Médicaments hybrides et biosimilaires : refuser le remplacement pourra coûter plus cher…

À compter du 1er septembre 2026, les règles de remboursement changent pour certains médicaments. Lorsqu’un pharmacien proposera un médicament hybride ou biosimilaire à la place du médicament prescrit, le patient aura généralement intérêt à accepter. En cas de refus, il pourra devoir avancer les frais et payer une partie du prix…

Refuser le médicament proposé par le pharmacien : quelles conséquences ?

Rappelons qu’un médicament hybride ou biosimilaire est une alternative à un médicament déjà commercialisé.

Le médicament hybride contient le même principe actif que le médicament de référence, mais peut présenter certaines différences, par exemple dans son dosage, sa forme ou son mode d’administration.

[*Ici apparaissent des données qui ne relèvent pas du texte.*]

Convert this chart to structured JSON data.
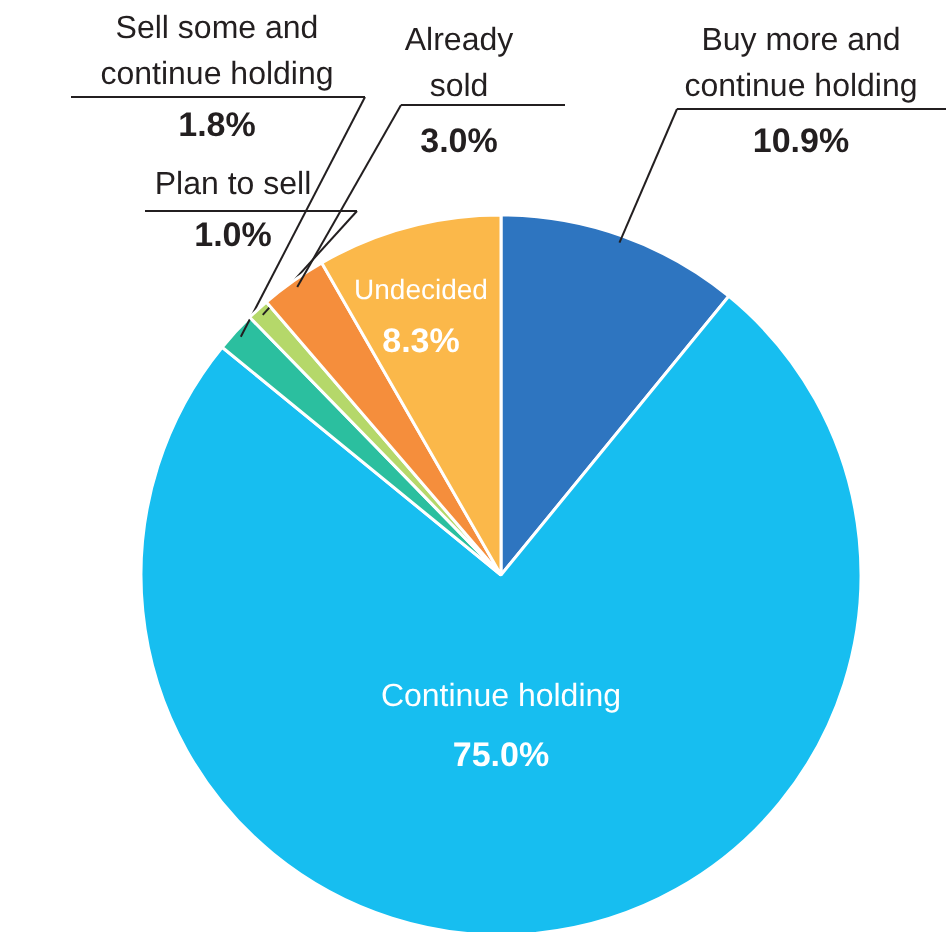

Le médicament biosimilaire est, quant à lui, une version très proche d’un médicament biologique de référence. Les médicaments biologiques sont notamment utilisés pour traiter le diabète, certains cancers ou des maladies inflammatoires chroniques.

Ces médicaments doivent respecter des exigences strictes en matière de qualité, d’efficacité et de sécurité. Lorsque la réglementation l’autorise, le pharmacien peut donc proposer de remplacer le médicament prescrit par l’une de ces alternatives.

À compter du 1erseptembre 2026, le patient qui refusera ce remplacement ne bénéficiera plus automatiquement du tiers payant.

Autrement dit, il devra régler lui-même le médicament d’origine à la pharmacie, puis demander son remboursement à l’Assurance maladie.

Attention : le remboursement pourra être calculé sur la base du prix du médicament hybride ou biosimilaire le plus cher du groupe concerné. Si le médicament d’origine coûte plus cher, la différence restera à la charge du patient.

Par exemple, si le médicament d’origine coûte 30 € et si la base de remboursement est fixée à 25 €, le patient pourra devoir payer lui-même les 5 € de différence.

En acceptant le médicament proposé par le pharmacien, le patient pourra donc continuer à bénéficier du tiers payant, éviter d’avancer les frais et limiter le risque de reste à charge.

Ces nouvelles règles ne s’appliqueront toutefois pas lorsque la substitution est écartée pour un motif médical valable, notamment lorsque le médecin a indiqué que le médicament ne devait pas être remplacé.